I might add, for those travelling across international borders, if your passport or credentials are remotely incredible, please don’t travel at all. Being on a bus that moves is bad enough. Being on one that is parked at the border while we wait for you, possibly not to be let in, is just too much to bear.

Happy travels.


  1. I do hope you have plans to publish a "Manly" book of etiquette as I need one for my twin sons who are 17. Some manners desire a complete and utter overhaul. I would love a visitor from the 50's to come visit from a time machine and just give commentary on travel and the lack of ettiquette. It is appalling.

  2. Thank you for the suggestion that my humble scribblings might be worthy of a book. Perhaps, perhaps, perhaps.
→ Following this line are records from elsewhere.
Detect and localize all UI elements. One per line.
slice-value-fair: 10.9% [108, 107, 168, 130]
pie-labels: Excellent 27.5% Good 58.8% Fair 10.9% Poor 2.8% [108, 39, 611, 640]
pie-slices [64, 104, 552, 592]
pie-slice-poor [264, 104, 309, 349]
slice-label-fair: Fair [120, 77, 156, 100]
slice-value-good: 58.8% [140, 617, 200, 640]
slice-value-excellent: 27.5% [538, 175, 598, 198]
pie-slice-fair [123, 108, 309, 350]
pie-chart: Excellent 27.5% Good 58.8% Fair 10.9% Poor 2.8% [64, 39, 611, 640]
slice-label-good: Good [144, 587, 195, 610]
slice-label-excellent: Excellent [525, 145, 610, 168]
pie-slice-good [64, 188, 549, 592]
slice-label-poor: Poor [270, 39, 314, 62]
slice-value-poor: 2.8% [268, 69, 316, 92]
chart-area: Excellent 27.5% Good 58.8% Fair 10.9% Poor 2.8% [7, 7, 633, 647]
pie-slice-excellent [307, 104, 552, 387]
    Your time traveller idea is a good one. Anyone know where we might find one?

  3. "Other people are quite dreadful. The only possible society is oneself"
    Oscar Wilde, An Ideal Husband

    All of your points could be applied to the workplace as well. Including #5.


  4. Doctor,

    I venture a solution to the time machine problem which involves neither science nor miracles. Such people as are desired exist more or less randomly distributed in the civilized world and are called grandparents or worse. They were, I am sure, previously employed thusly, gentling the habits of teenagers, and not unsuccessfully. Presumably, they would have to be taken out of retirement homes or whatever these going-there-to-die places are called and made feel consequential again. One wonders why it is that people may rage for old things, but shun old people...

  5. First we should require a time machine in order to fetch a young person from the fifties who might convincingly lecture the young people of today on the merits of minding their elders. But then, this is very culturally specific. My generation's gradparents, for example, were well-known for not saying very much at all (with some good historical reasons). When they did speak, they were also famed for repeating rather vociferously that they did not want to impose themselves on the lives of their children. But we shall sow now and hope to reap a different crop later.

  6. Amen to that. My research (archaeology) takes me to all sorts of remote parts of Scotland, and some less remote but still 8 hours away by bus. We have a good highland and Island coach network over here - whose reading lights do usually work (no wireless yet), but often there are 'objectionable' people who do any and all of the things on your list. 8 hours of peaceful reading can quickly feel like 80 hours of nerve-twitching hell. I theorize that it's akin to being locked in a room made entirely out of blackboards, with only large scratch-crazy hamster for company.

  7. Thoughts of said hamster are going to keep me awake at night. Shudder.